# taz.de -- zwischen den rillen: Kristalle funkeln am Sternenhimmel
       
 (IMG) Bild: The Green Child: „s/t“ (Upset the Rhythm/ Cargo)
       
       Wenn sich eine Band nach einem Buch benennt, muss sie den Pathos-Verdacht
       schon aushalten können. Die Idee ist reichlich ausgelutscht, man denke nur
       an Namen wie The Doors, The Velvet Underground oder Genesis. Nun trifft es
       also The Green Child, das obskure Werk des britischen Lyrikers und
       Anarchisten Herbert Read. Die utopische Science-Fiction verhandelt auf
       surreale Weise die Frage nach dem Sinn irdischer Existenz. Das 1935
       erschienene Werk blieb Reads einziger Roman.
       
       Das australisch-amerikanische Popduo The Green Child gibt es seit 2014. Es
       besteht aus den Thirtysomethings Raven Mahon und Mickey Young.

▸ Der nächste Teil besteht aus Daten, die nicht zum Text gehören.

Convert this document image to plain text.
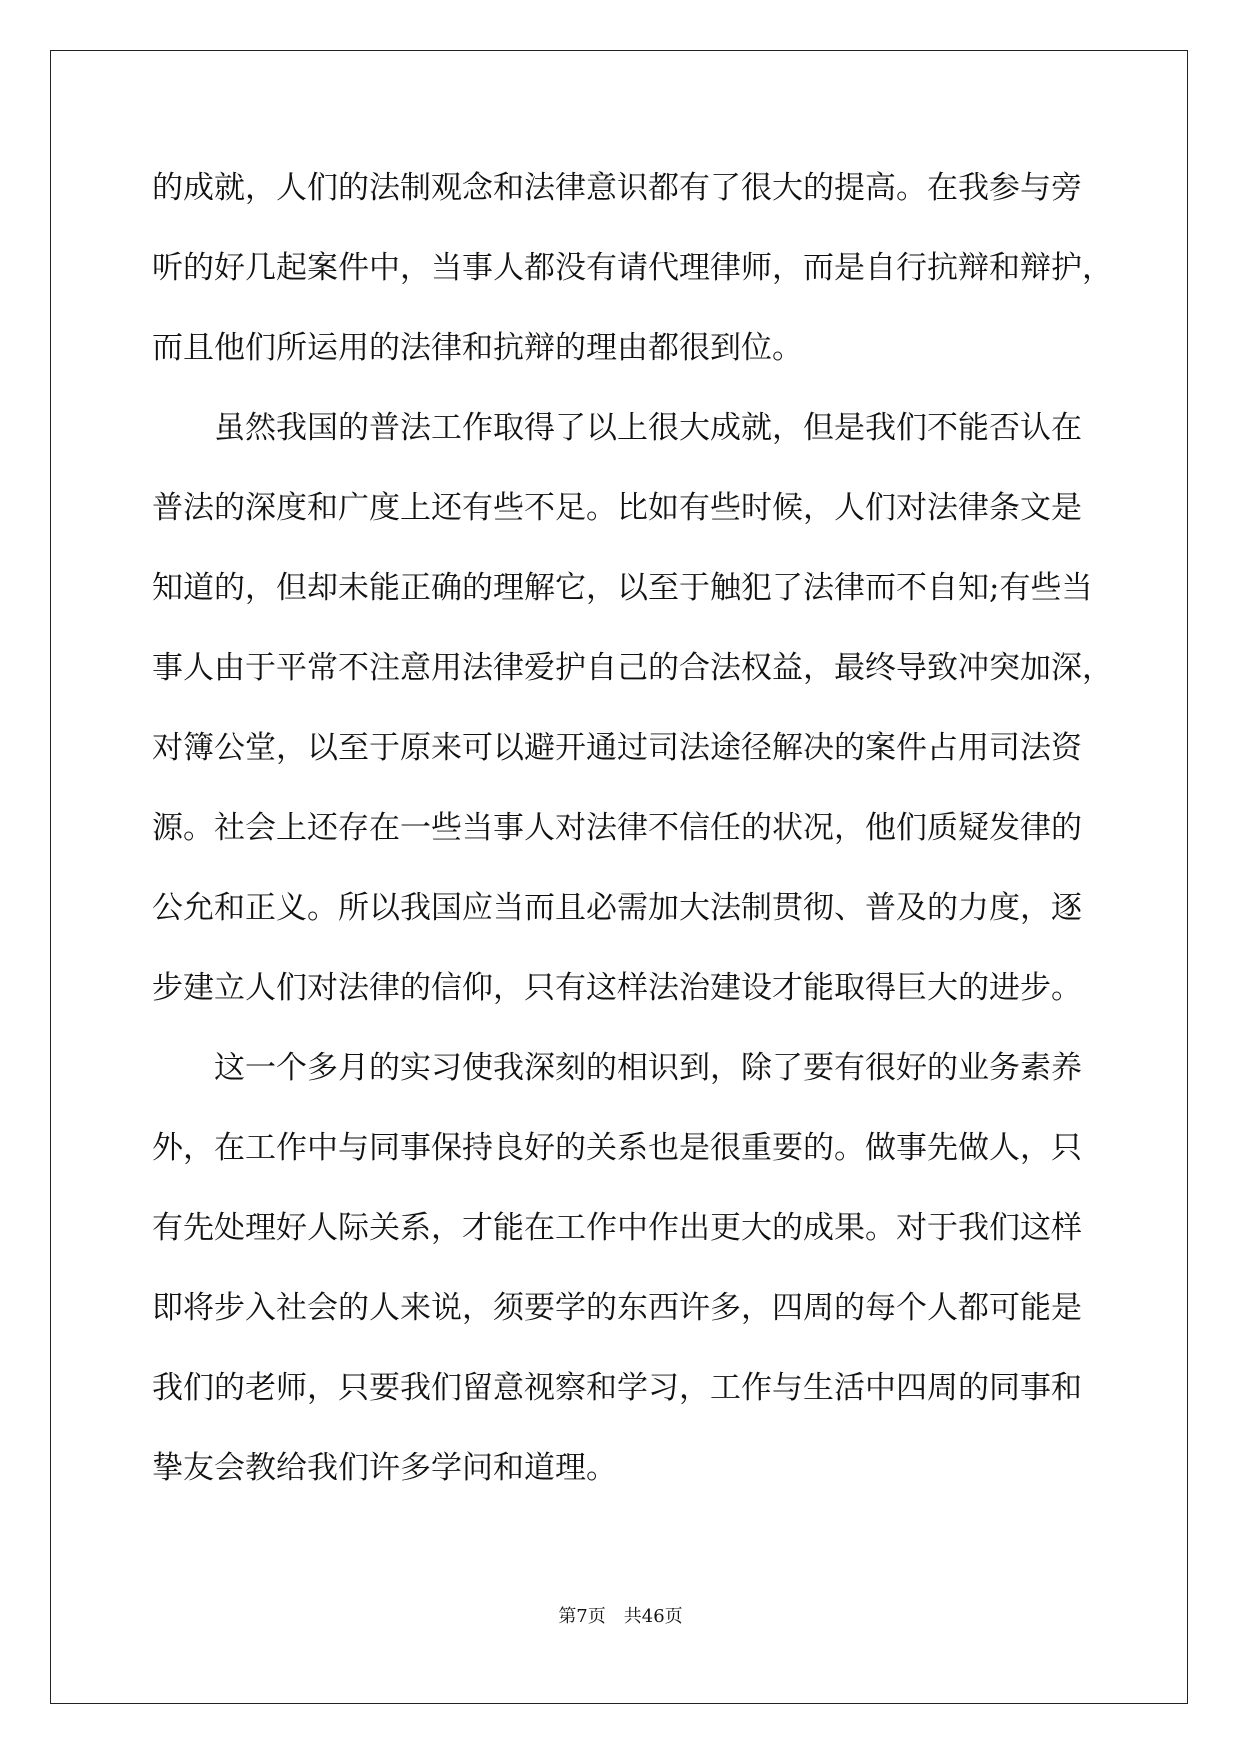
的成就，人们的法制观念和法律意识都有了很大的提高。在我参与旁
听的好几起案件中，当事人都没有请代理律师，而是自行抗辩和辩护，
而且他们所运用的法律和抗辩的理由都很到位。
虽然我国的普法工作取得了以上很大成就，但是我们不能否认在
普法的深度和广度上还有些不足。比如有些时候，人们对法律条文是
知道的，但却未能正确的理解它，以至于触犯了法律而不自知;有些当
事人由于平常不注意用法律爱护自己的合法权益，最终导致冲突加深，
对簿公堂，以至于原来可以避开通过司法途径解决的案件占用司法资
源。社会上还存在一些当事人对法律不信任的状况，他们质疑发律的
公允和正义。所以我国应当而且必需加大法制贯彻、普及的力度，逐
步建立人们对法律的信仰，只有这样法治建设才能取得巨大的进步。
这一个多月的实习使我深刻的相识到，除了要有很好的业务素养
外，在工作中与同事保持良好的关系也是很重要的。做事先做人，只
有先处理好人际关系，才能在工作中作出更大的成果。对于我们这样
即将步入社会的人来说，须要学的东西许多，四周的每个人都可能是
我们的老师，只要我们留意视察和学习，工作与生活中四周的同事和
挚友会教给我们许多学问和道理。
第7页　共46页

Mit seinem
       dekonstruktivistischen Projekt Total Control hat der Melbourner Young in
       den letzten Jahren kräftig dazu beigetragen, die vielseitige Szene der
       australischen Stadt international bekannt zu machen. Mahon ist Teil der
       US-Post-Punk Band Grass Widow.
       
       Zwar mag das krakelige Cover etwas anderes nahelegen, doch auf seinem
       selbstbetitelten Debüt besinnt sich das Duo der eher introspektiven Seiten
       des jeweiligen Schaffens. Im Mittelpunkt steht Mahons Gesang, der, teils
       mechanisch zerstückelt, teils ätherisch-mehrstimmig, wunderbar kristalline
       Harmonien erzeugt. Darunter legen sich Youngs metallisch-bleepende
       Drumbeats und Achtziger-Jahre-Synthesizer.
       
       ## Verführerische Logik
       
       Im Eröffnungsstück scheint es zunächst so, als biederten sich die
       Tonsequenzen allzu willfährig einer gewissen Knight-Rider-Nostalgie an, die
       sich mit dem „Stranger Things“-Soundtrack der texanischen Band Survive
       zuletzt wieder im Mainstream festgesetzt hatte. Doch schon bald entledigen
       sich die Arpeggios ihres historisch bedingten Ballasts und dürfen eine
       eigene, verführerische Logik entfalten. Diese kommt spätestens beim
       entschleunigten „Bertha“ auf betörende Weise zum Zug.
       
       Ab und an sind E-Gitarren, sogar Bläser zu hören. Aber es sind vor allem
       die Harmonien, die sich einprägen, Erinnerungen an und Hoffnungen auf ein
       anderes Leben wecken. An einer Stelle umschreibt Mahon die alte, in Reads
       Roman thematisierte Suche: „I had no one to find me out / no language I
       could speak / I’m hungry all the time.“
       
       So mühelos, wie Mahon diese Zeilen ausspricht, so ratlos ist man gegenüber
       der einfachen Schönheit der Musik. Trotz des eigentlich überflüssigen
       Schlussstücks „Destroyer“, dessen Space-Rock-Geschrammel wohl daran
       erinnern soll, dass die Band auch Punk-sozialisiert ist, offenbart sich am
       Ende doch eine Essenz, die ist reduziert und utopisch. Das passt gut zu
       ihrem Londoner Label Upset the Rhythm, einem der kompromisslosesten
       Rock-Labels zurzeit.
       
       Die Idee von der Eigentlichkeit mag pathetisch klingen, ist aber zentral.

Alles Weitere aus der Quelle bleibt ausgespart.